Alors que 2024 fut une année catastrophique pour l'investissement, la reprise se faisait espérer pour 2025. Et si cette dernière a bien été au rendez-vous, le diable se cache dans les détails…
Investissement au premier semestre : une hausse à nuancer
Après deux ans à manger son pain noir, avec un volume d’investissement presque divisé par deux par rapport aux années précédentes, le marché espérait une véritable reprise en 2025. Sur le papier, tous les facteurs semblaient alignés : un second semestre 2024 plus dynamique, une inflation paraissant enfin contenue, et, surtout, la baisse des taux continue par la BCE créaient un environnement plus favorable à l’investissement.
Malheureusement, les choses ne se sont pas passées tout à fait comme prévu. La faute en grande partie à Donald Trump et sa guerre commerciale lancée contre le reste de la planète, qui a fait suer à grosses gouttes l’environnement business mondial. La politique de droits de douane du président risque en effet de faire ralentir l’économie mondiale et d’entamer une croissance française déjà atone.

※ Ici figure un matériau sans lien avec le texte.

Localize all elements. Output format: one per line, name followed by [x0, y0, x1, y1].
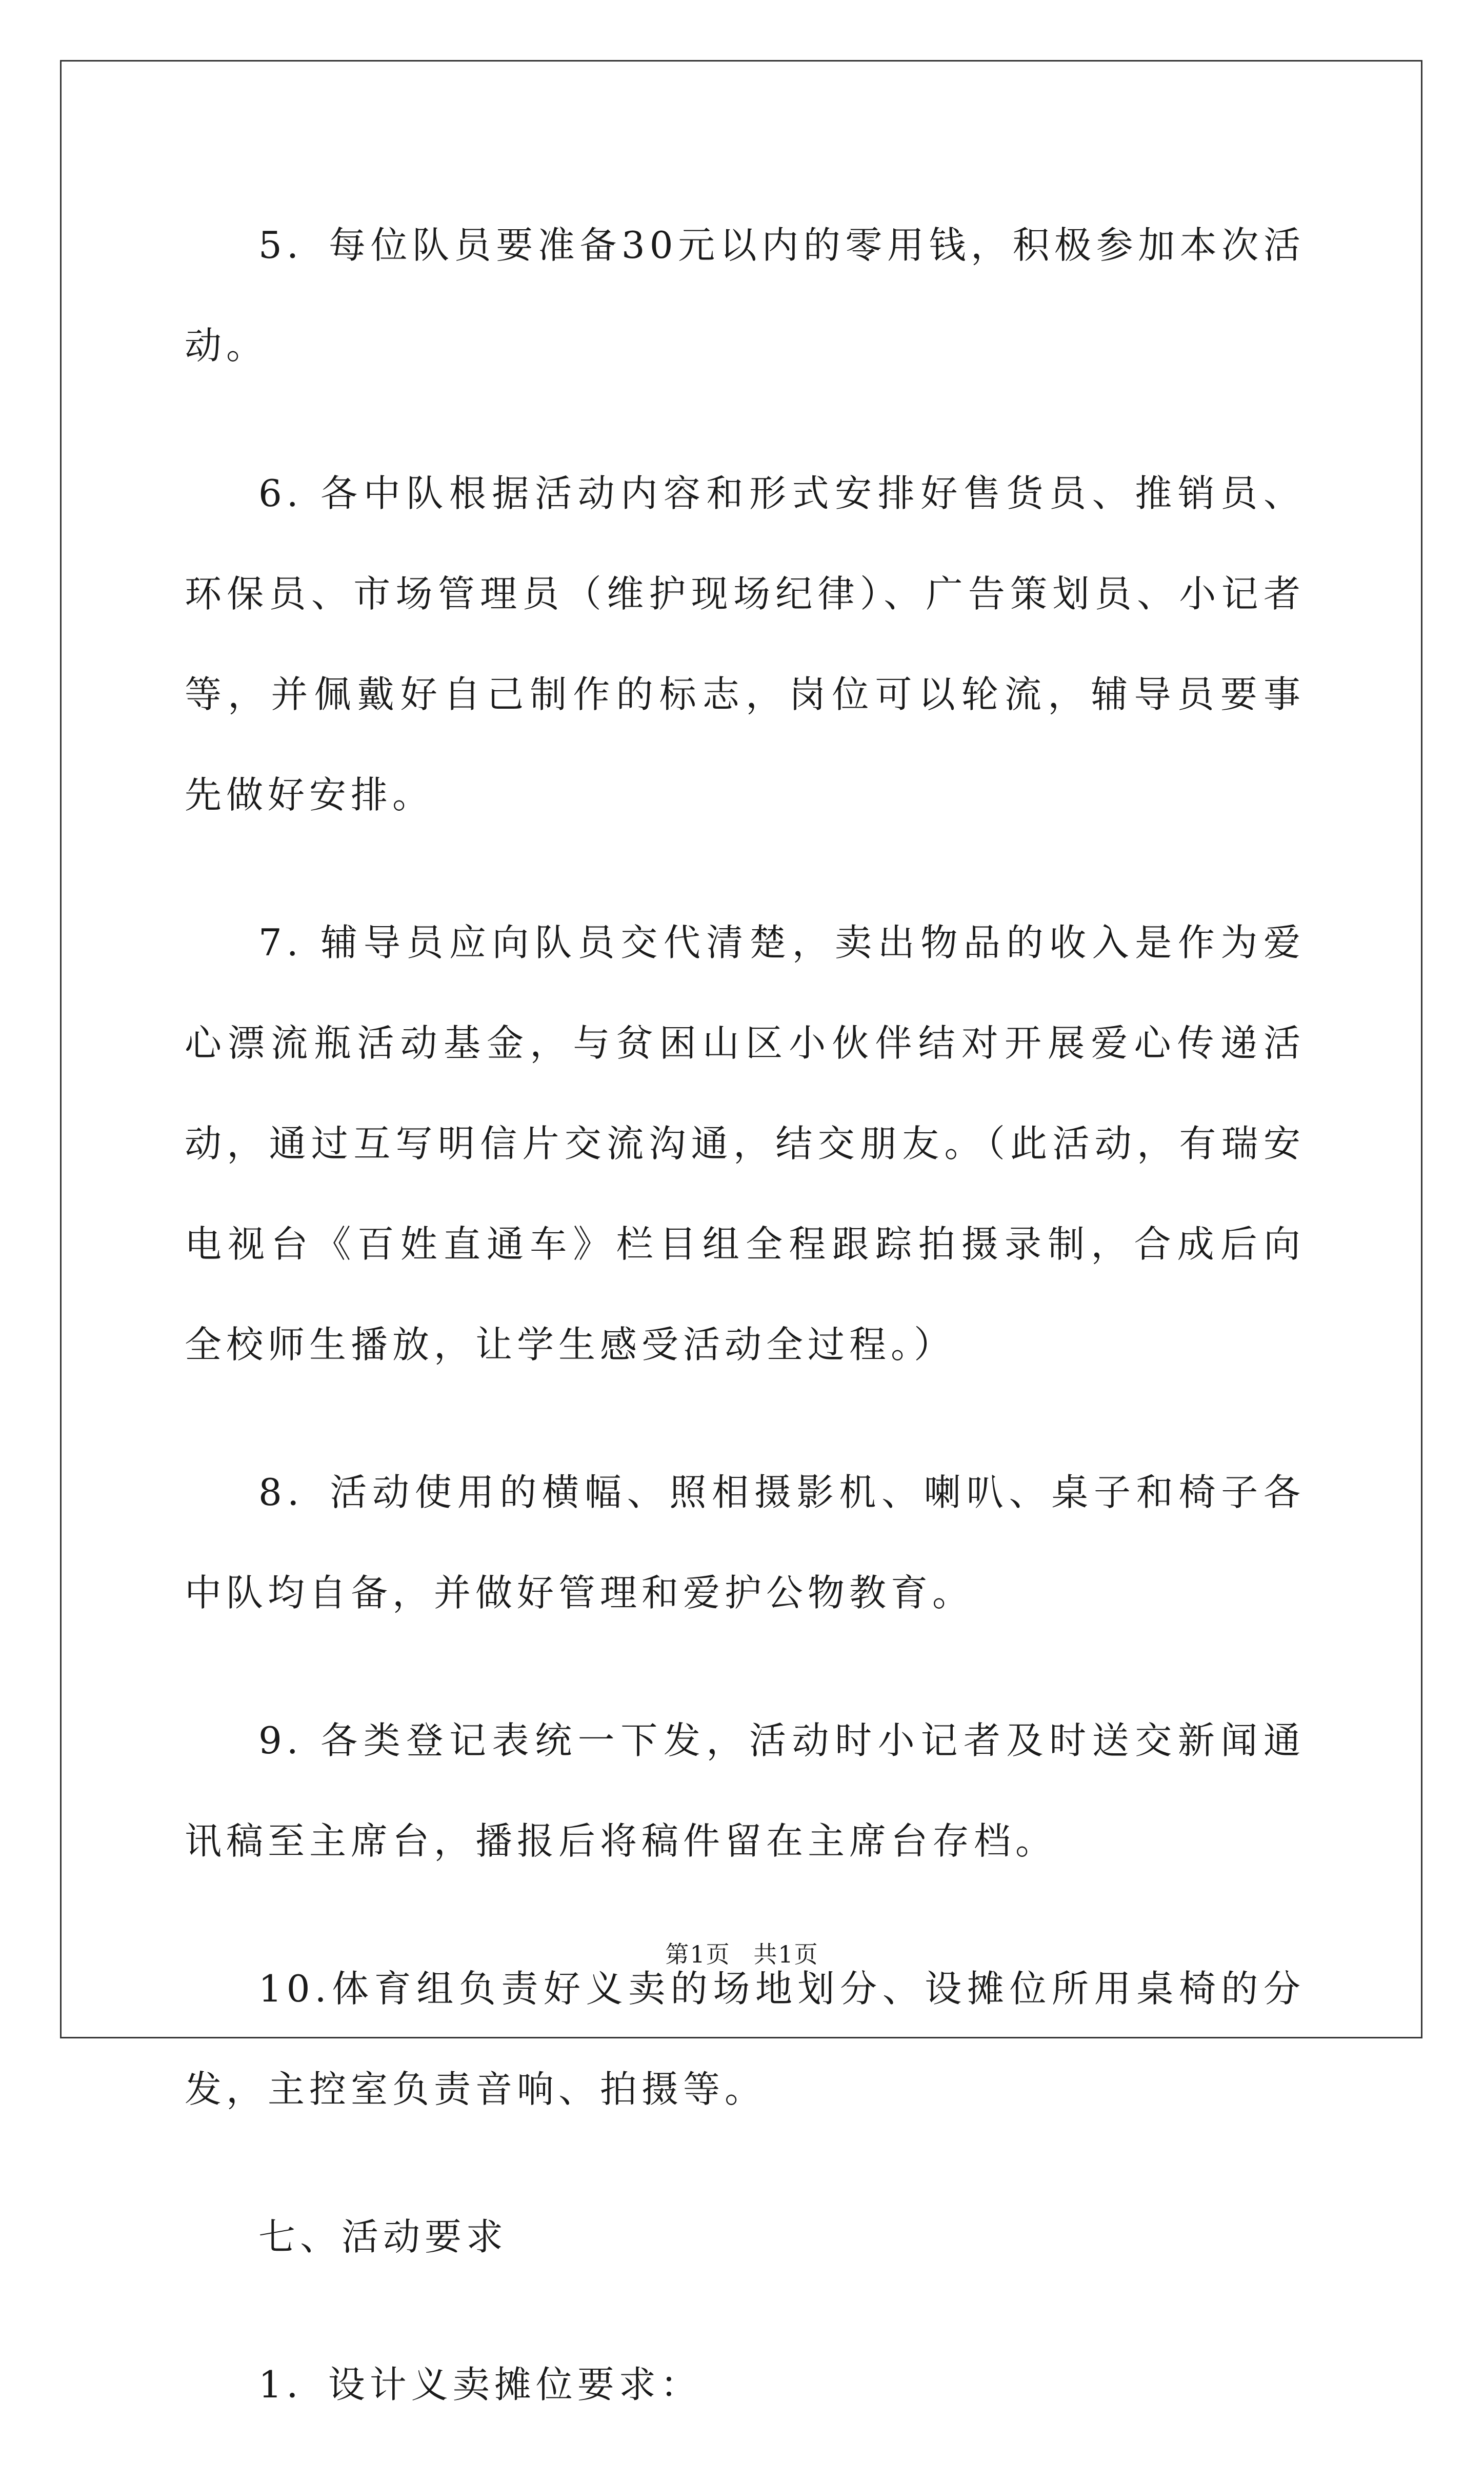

Elle pourrait ainsi coûter 0,4 point de PIB à l’économie française, ce qui amènerait la croissance en 2025 à 0,6 %, soit sa pire performance des deux dernières années. Ajoutez à cela des incertitudes politiques quant au budget et vous obtenez une situation macroéconomique détonante.
Un bon démarrage suivi d’un ralentissement
En pratique, ce sont donc 5,9 milliards d’euros qui ont été investis dans l’immobilier d’entreprise au premier semestre de cette année. Des chiffres certes en hausse par rapport à la même période l’an passé (4,4 milliards), mais qui restent à nuancer. En effet, ils sont tirés par un premier trimestre à 3,5 milliards, tandis que le deuxième atteint à peine les 2,2 milliards, soit un plus bas historique depuis plus de dix ans pour cette période.
En y regardant de plus près, de fortes variations apparaissent selon la classe d’actif concernée. Avec 2,4 milliards d’euros, le bureau reste la catégorie reine, mobilisant 41 % des investissements sur la période. Plus que jamais, le marché est tiré par la région parisienne (84 % des transactions), et surtout Paris. La capitale représente en effet à elle seule 54 % des opérations. Si la localisation reste le principal critère, l’obsolescence du bâti émerge comme facteur décisif. Même avec une forte décote, les immeubles non conformes aux normes ne réussissent pas à trouver preneur.
Un tiers du gâteau et 1,8 milliard d’euros : seconde catégorie phare du marché, le commerce jouit d’une forte appétence des investisseurs. Le marché a été porté par deux deals majeurs (Kering et Forum des Halles), qui représentent à eux seuls près d’un milliard de valeurs. Le reste se partage entre le retail park et le high street parisien, mais, dans les deux cas, l’offre n’est pas à la hauteur de la demande. Résultat : de nombreux investisseurs, SCPI en tête, font faire leurs courses dans d’autres pays européens, comme l’Allemagne, les Pays-Bas et le Royaume-Uni.
De son côté, la logistique représente 24 % des opérations pour atteindre 1,4 milliard d’euros, en légère hausse par rapport à la même période l’an passé. Si la demande est bien là, on constate comme avec le commerce un certain manque d’offre sur les actifs les plus demandés. Résultat, la valeur moyenne des deals est en baisse, aucun n’ayant dépassé la barre des 200 millions d’euros.
Pour finir, l’hôtellerie boit la tasse, avec une forte baisse (38 %) comparée à l’an passé pour atteindre les 930 millions d’euros. Une chute qu’il faut cependant relativiser : 2024 avait été une année record et les chiffres pour cette année restent au-dessus de la moyenne quinquennale. Deux transactions ont dépassé les 100 millions cette année, le reste se partageant sur une soixantaine de transactions.
Des acheteurs qui changent
Le profil des investisseurs montre aussi des signes de changements profonds. Les SCPI, qui représentaient environ 20 % du volume ces cinq dernières années, passent sous la barre des 5 %. Elles sont remplacées sur le marché par les assureurs et caisses de retraite, ainsi que par les fonds souverains. Après une entrée fracassante sur le marché français, ils représentent désormais plus de 10 % du volume. Pour ce qui est du profil géographique des investisseurs, le trio de tête des nationalités reste la France (70 %), les États-Unis (14 %) et le Royaume-Uni (6 %).